Most Portable: UCO Flatpack Portable Grill & Fire Pit
In terms of portability and price tag, we like the UCO Flatpack fire pit. This is a wood-burning pit made from rust and corrosion-resistant stainless steel. The steel keeps flames away from the ground while the sides of the pit act as a reliable wind guard.
The two sizes available are 13”x10” or the 9x”6.75” mini version. When not in use, it folds down to a small 1.5” thick rectangle that easily fits into a standard backpack. The regular model weighs just 3.2 pounds making it ideal for lightweight camping trips or even backpacking.
We like this pit because not only is it small, but it also comes with a grill. You can cook up to six servings at once which is plenty for a couple of friends.

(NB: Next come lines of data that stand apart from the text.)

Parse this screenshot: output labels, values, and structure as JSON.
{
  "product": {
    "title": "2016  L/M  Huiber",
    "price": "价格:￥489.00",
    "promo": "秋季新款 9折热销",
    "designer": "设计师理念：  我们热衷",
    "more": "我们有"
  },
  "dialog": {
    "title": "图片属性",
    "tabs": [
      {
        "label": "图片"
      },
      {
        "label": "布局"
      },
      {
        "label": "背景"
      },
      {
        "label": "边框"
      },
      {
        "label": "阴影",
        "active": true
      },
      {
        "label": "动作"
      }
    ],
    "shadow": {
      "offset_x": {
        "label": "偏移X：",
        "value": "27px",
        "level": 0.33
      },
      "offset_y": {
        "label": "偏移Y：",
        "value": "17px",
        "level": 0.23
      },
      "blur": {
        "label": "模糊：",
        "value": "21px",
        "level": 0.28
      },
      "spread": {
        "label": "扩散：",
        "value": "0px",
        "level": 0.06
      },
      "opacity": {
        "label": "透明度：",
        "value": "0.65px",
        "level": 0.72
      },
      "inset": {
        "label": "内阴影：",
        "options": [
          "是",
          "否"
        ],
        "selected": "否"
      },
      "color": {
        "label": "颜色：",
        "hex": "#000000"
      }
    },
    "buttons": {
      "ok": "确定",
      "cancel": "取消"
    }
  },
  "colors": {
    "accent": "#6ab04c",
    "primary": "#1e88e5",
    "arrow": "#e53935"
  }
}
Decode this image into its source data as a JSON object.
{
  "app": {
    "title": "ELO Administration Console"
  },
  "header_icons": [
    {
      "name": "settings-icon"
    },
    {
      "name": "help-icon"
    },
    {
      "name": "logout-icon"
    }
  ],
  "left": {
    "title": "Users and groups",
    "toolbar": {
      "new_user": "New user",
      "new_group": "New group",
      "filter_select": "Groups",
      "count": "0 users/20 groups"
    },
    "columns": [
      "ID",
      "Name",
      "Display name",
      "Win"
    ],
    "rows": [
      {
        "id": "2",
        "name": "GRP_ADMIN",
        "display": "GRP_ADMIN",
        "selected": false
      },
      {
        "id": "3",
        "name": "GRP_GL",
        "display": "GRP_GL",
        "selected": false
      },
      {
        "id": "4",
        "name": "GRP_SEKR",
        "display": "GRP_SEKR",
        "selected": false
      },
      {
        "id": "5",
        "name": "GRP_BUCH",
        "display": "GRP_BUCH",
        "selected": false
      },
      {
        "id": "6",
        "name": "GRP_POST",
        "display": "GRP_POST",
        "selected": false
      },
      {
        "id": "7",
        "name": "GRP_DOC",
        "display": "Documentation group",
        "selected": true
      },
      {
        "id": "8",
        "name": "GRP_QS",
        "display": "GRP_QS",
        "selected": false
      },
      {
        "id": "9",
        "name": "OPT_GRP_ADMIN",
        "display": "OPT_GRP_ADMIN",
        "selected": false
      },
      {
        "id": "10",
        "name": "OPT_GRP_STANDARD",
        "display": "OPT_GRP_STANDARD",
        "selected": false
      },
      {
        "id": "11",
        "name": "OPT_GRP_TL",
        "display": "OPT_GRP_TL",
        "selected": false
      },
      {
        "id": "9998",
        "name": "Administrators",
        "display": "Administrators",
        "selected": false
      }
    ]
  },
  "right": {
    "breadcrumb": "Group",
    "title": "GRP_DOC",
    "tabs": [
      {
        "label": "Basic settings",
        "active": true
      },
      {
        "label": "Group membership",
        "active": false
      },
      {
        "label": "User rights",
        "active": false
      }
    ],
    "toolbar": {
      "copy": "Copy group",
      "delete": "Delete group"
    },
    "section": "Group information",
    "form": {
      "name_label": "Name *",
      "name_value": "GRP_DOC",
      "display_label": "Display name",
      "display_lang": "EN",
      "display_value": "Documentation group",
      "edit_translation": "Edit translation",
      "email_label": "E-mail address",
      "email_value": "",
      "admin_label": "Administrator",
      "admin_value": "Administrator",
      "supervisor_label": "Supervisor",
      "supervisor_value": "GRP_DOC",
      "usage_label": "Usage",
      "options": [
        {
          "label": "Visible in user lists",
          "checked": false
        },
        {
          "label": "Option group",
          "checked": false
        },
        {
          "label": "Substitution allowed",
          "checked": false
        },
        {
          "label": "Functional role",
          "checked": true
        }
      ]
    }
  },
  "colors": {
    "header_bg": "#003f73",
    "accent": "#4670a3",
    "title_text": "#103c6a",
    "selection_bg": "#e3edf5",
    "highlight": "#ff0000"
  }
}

Most Unique: BioLite FirePit
BioLite’s FirePit uses an impressively high-tech system to create a fire without the drawbacks of a traditional metal fire pit.
An air jet injects oxygen into the fire to create uniform temperatures and reduced smoke. It burns either logs or charcoal.
You can control the height and intensity of the flames via controls on the unit or even with an app for your smartphone.
It’s also designed with safety in mind. The body has an x-ray mesh so you can see the entire fire from top to bottom. Plus, the interior fan controls the fire for up to 24 hours on the low setting.
This is an excellent option if you like the warmth and smell of a wood fire but want additional portability and safety features.
That’s A Wrap!
A portable fire pit is an ideal option for campers and RV owners who are looking for a safe, warm fire no matter where the camp is set up. All of the options on our list are well-made products sure to enhance any camping trip. Get ready to break out the s’mores!